Ours was never a demonstrative family. We did not hug, we did not say “I love you” —that was all shown differently. Why was that I now found myself wondering as I stared at this picture. This pictures speaks differently. When did things change?
I never knew her to own a pair of pants as she was always in a dress and always impeccable. But in this picture there is a casualness that she never showed during the time I knew her–when we were kids, we were not allowed to wear bluejeans when visiting her. Prim and proper was the only way to describe her–a bastion of southern genteel society. But in this picture I see a young woman most comfortable and easy going–happy and content. Hummm. . .
In this photograph lives a time long before the long life which would lay ahead for each of them and of how it would eventually play out. This is a moment of “before.” A moment in time when they had no idea of what lay ahead–of where or of how life would take them. Nor that 92 years from the day their picture was taken that a granddaughter would come to meet them.
The photograph is tenderly sweet–they are such a young couple obviously very much in love. As this is the moment of “before” they have no way of knowing what it is I know today—I know how the whole story turned out and yet the couple in this picture has no idea. It is all so amazing–life and of its stories–the now and the thens. A single moment frozen in time, before a life time of a legacy was to take hold.

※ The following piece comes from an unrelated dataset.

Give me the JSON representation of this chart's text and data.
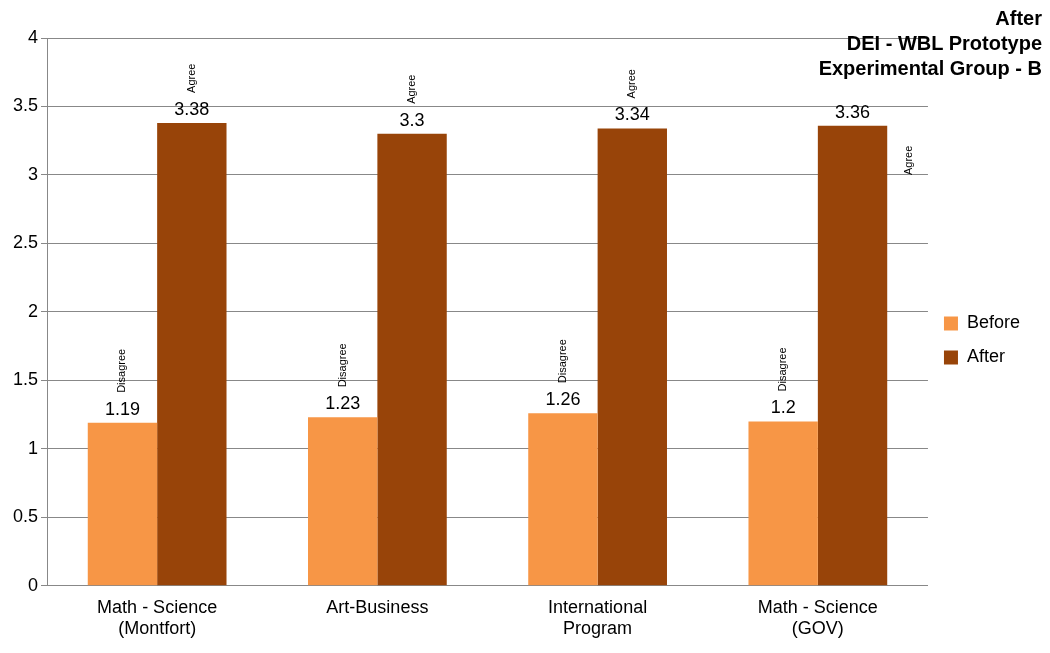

There would be two sons, two daughter-n-laws’ she outliving one of the daughter-n-laws; 6 grandchildren, two who tragically did not survive past thirty and again, she outlived; 8 great grandchildren and now 6 great great grandchildren. And so it goes. .
It totally blows my mind as I gaze at this couple who lovingly and mysteriously gaze back at me, their granddaughter. I am happy that I did know them together, albeit it briefly—I wish it had been longer, much longer–as there are now so many questions.
As we enter this week of Thanksgiving. I must give thanks for so much more than the obvious things–those tangible blessings. I want to offer thanks to Paul and Anne, who loved one another. Who had two sons, both of whom they loved as well. Who would claim me as their grandchild even though I was adopted. They claimed me as theirs, always. They did for me as much as they did for the biological grand children. I was theirs and they were mine. . .and for that, I will always be thankful.
The link this image has to my life today is as mysterious as it is joyful. I must take nothing for granted for it all is a gift, no matter how small and distant.
I leave you with the moving words and thoughts of the Trappist monk Thomas Merton. . .
“To be grateful is to recognize the Love of God in everything He has given us – and He has given us everything. Every breath we draw is a gift of His love, every moment of existence is a grace, for it brings with it immense graces from Him.
Gratitude therefore takes nothing for granted, is never unresponsive, is constantly awakening to new wonder and to praise of the goodness of God. For the grateful person knows that God is good, not by hearsay but by experience. And that is what makes all the difference.”